Auch wenn die SEO nur indirekt in diese Kategorie gehört, so muss sie dennoch beachtet werden. Hat ein Nutzer ein Informationsbedürfnis und sucht einer bedürfnisbefriedigenden Antwort im Web, so werden ihm unzählige Suchergebnisse geboten. Da er diese unmöglich alle verarbeiten kann, beachtet er meist nur die erste Seite der Suchergebnisse. Sucht der Nutzer jedoch genau Ihr Unternehmen und findet es nicht sofort, bedeutet das für ihn viel Aufwand. Das ist nicht benutzerfreundlich – Es erschwert dem Benutzer eher die Bedienung, als dass sie ihm vereinfacht wird. Bei einer Unternehmenswebsite, welche im Ranking ganz oben steht, ist eine einfache Auffindung gegeben. Hierdurch wird der Nutzer dann schnell auf Ihre Website gezogen und besucht möglicherweise keine anderen mehr, die sein Informationsbedürfnis ebenfalls beantworten könnten.

 

Navigation der Website

Ist der Nutzer also nun auf Ihre Website gelangt, so muss er sich nur noch hier zurechtfinden. Auf jeder Website sollten sich daher Navigationspunkte befinden, welche den gesamten Webauftritt strukturieren und einteilen. Diese Navigationspunkte sind elektronische Hypertexte. Hypertexte sind Verlinkungen in jeglicher Form, die zu weiteren Inhalten und HTML Dokumenten führen, welche unter einer Domain erreichbar sind.

Neben der Hauptnavigation gibt es noch eine Metanavigation, unter welchen meist Kontakt, Karrieremöglichkeiten und das Impressum aufgeführt werden. Die Metanavigation ist dabei nicht so relevant, wie die Hauptnavigation und sollte daher kleiner und unauffälliger gestaltet werden. Bei der Hauptnavigation gibt horizontale und vertikale Navigationsmöglichkeiten. Je nach Content und Menge der Navigationspunkte eignet sich die eine Navigation besser als die Andere. Alle Navigationsformen im Web sind vorrangig hierarchisch organisiert. Die Navigation teilt sich auf in eine Primärnavigation, einer Sekundärnavigation und einer Tertiärnavigation. Die Primärnavigation gehört zur Hauptnavigation, wogegen die beiden anderen Navigationsvarianten zur Unternavigation gehören. Hauptnavigationspunkte sind also Oberbegriffe, wogegen die Punkte der Sekundärnavigation den Unterpunkten zu zuordnen sind.

Wesentlich bei jeder Navigation ist, dass sie Konsistent bleibt. Das bedeutet, dass alle Inhalte in derselben Art dargestellt werden müssen und einen roten Faden bilden. Zur Konsistenz gehören das Wording, die visuelle Darstellung und die Benutzung.
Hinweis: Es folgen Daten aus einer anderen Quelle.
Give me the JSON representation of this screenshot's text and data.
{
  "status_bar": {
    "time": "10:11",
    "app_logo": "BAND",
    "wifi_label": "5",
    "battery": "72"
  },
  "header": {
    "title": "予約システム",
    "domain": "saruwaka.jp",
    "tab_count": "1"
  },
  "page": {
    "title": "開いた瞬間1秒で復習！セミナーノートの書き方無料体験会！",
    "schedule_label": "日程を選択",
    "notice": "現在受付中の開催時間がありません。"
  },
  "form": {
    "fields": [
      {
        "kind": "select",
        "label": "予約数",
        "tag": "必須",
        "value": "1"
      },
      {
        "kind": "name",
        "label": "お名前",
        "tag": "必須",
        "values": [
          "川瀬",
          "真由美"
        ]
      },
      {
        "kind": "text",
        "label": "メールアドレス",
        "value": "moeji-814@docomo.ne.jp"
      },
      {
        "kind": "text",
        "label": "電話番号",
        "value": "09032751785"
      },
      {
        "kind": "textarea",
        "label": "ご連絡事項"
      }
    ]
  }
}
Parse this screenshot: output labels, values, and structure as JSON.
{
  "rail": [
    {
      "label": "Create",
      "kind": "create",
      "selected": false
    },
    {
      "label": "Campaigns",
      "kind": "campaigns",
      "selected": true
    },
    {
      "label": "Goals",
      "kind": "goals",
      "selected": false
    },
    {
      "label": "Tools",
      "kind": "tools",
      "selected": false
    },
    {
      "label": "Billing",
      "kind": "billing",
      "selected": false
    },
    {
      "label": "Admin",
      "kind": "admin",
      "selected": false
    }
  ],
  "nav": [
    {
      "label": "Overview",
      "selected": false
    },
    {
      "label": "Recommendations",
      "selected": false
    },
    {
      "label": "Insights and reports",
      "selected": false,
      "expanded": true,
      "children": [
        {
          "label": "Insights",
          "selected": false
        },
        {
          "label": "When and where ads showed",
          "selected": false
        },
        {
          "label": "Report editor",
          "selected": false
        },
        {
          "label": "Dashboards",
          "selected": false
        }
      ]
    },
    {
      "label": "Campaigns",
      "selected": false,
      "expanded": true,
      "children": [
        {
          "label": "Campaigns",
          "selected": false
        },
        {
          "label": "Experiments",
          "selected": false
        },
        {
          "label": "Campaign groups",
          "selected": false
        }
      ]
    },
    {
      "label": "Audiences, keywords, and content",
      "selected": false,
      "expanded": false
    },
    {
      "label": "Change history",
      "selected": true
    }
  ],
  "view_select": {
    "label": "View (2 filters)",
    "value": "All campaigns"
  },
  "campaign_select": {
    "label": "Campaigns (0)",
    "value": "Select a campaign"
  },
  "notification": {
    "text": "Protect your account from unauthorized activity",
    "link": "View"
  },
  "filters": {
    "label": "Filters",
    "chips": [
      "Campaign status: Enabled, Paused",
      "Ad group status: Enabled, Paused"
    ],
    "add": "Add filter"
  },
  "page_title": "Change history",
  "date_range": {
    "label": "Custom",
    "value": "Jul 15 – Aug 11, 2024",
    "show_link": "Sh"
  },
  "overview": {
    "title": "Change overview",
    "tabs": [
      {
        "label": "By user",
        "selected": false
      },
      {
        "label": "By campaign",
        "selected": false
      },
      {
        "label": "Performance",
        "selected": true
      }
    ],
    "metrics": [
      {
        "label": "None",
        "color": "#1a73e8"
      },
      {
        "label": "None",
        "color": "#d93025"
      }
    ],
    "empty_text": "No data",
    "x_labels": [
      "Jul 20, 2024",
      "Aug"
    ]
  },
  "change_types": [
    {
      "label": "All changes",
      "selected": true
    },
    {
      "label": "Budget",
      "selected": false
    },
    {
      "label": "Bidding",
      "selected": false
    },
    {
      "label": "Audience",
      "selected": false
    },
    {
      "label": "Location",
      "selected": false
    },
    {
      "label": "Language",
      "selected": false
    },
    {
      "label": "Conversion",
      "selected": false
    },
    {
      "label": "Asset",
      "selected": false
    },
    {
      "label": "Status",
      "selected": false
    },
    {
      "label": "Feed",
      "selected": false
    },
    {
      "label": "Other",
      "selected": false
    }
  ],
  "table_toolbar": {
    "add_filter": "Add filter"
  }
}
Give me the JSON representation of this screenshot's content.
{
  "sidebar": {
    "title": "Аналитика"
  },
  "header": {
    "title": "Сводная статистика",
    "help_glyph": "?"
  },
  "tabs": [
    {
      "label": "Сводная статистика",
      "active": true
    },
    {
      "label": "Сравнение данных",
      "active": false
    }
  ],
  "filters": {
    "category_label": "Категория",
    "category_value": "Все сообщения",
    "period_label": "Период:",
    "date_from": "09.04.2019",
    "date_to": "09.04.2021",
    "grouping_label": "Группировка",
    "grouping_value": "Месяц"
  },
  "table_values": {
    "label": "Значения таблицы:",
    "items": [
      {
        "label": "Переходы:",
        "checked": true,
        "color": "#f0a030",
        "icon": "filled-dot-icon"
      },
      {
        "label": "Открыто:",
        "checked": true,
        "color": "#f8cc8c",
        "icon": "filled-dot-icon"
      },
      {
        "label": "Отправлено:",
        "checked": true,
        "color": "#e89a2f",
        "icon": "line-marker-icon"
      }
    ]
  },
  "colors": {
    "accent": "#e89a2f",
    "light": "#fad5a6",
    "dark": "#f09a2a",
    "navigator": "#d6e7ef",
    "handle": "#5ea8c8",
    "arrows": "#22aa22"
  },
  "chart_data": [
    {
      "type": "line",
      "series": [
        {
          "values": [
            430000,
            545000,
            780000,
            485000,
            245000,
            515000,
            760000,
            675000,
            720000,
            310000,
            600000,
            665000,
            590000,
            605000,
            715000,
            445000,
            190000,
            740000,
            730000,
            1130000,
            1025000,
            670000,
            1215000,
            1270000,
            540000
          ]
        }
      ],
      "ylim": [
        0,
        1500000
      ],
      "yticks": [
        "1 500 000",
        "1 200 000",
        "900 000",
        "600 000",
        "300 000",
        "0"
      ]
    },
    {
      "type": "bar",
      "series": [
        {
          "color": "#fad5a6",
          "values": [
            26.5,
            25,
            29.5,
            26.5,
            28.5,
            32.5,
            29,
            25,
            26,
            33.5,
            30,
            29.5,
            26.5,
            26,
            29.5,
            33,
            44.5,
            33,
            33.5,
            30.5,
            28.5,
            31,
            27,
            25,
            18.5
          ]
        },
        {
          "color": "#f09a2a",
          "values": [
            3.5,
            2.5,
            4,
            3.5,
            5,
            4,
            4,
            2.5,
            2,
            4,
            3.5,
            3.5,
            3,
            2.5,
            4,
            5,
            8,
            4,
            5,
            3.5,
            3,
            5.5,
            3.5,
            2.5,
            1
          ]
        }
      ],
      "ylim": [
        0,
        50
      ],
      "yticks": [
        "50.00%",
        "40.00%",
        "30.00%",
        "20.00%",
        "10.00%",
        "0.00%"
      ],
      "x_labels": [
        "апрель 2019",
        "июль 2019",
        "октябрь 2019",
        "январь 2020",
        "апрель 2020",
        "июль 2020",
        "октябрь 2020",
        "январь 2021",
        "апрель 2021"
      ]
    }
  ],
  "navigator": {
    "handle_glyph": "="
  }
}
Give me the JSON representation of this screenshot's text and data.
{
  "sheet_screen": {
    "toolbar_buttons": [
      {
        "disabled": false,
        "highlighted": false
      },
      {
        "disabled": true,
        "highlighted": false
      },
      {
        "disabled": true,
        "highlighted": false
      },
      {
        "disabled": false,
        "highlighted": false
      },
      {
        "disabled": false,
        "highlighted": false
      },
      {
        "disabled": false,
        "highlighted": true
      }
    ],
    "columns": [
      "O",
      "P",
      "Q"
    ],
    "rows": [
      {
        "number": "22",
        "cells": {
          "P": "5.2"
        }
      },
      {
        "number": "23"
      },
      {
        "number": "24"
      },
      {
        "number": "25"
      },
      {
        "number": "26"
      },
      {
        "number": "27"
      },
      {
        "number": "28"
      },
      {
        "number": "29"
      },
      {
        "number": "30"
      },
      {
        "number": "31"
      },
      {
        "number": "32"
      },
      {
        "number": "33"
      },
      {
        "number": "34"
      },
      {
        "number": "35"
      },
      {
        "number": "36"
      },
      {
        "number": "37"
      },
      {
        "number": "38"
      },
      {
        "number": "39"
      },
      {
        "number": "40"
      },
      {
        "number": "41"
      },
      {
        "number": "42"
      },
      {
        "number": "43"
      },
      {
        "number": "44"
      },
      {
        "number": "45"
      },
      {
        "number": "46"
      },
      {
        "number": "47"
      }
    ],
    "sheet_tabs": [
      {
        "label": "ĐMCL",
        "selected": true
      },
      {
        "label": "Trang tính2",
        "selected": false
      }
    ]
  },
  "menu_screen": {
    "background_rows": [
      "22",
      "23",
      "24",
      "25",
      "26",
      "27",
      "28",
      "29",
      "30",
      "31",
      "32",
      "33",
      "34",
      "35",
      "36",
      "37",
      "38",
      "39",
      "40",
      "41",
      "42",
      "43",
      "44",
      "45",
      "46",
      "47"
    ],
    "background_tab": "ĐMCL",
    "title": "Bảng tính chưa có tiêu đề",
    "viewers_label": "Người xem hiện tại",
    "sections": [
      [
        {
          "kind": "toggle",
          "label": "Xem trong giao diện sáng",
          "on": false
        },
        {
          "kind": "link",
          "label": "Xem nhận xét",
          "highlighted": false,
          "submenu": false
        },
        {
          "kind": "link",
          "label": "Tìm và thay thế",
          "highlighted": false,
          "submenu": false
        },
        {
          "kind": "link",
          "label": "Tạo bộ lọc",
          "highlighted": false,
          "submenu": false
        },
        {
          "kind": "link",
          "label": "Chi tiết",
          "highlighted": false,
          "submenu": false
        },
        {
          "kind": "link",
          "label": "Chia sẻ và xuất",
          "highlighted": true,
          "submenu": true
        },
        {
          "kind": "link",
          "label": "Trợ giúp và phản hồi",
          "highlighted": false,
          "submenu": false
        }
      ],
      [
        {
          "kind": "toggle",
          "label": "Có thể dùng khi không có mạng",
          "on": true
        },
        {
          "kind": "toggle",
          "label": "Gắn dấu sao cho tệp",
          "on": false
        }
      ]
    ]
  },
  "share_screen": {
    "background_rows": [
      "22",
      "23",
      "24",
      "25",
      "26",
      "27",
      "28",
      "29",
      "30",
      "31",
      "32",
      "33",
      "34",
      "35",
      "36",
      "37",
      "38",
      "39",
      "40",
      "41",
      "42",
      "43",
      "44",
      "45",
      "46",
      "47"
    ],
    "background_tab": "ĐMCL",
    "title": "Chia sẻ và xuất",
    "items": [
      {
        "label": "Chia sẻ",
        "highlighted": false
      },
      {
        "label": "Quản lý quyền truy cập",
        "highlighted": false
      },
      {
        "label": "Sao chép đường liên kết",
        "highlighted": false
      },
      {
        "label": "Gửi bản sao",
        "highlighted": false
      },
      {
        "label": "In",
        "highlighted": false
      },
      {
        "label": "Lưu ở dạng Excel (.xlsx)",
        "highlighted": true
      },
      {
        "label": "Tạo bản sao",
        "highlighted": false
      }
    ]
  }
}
Die Benutzung meint, dass es gleichbleibende Elemente an derselben Position gibt und die externen und internen Links eine gleiche Logik aufweisen. Interne Links müssen dann immer denselben Ablauf haben und nicht auf einmal so gehandhabt werden, wie ein externer Link.

Der zweite Punkt ist das Wording. Der sprachliche Stil muss auf allen Seiten übernommen werden und möglichst auf derselben Sprache. Ein Fachjargon sollte auf öffentlichen Seiten für Nutzer vermieden werden.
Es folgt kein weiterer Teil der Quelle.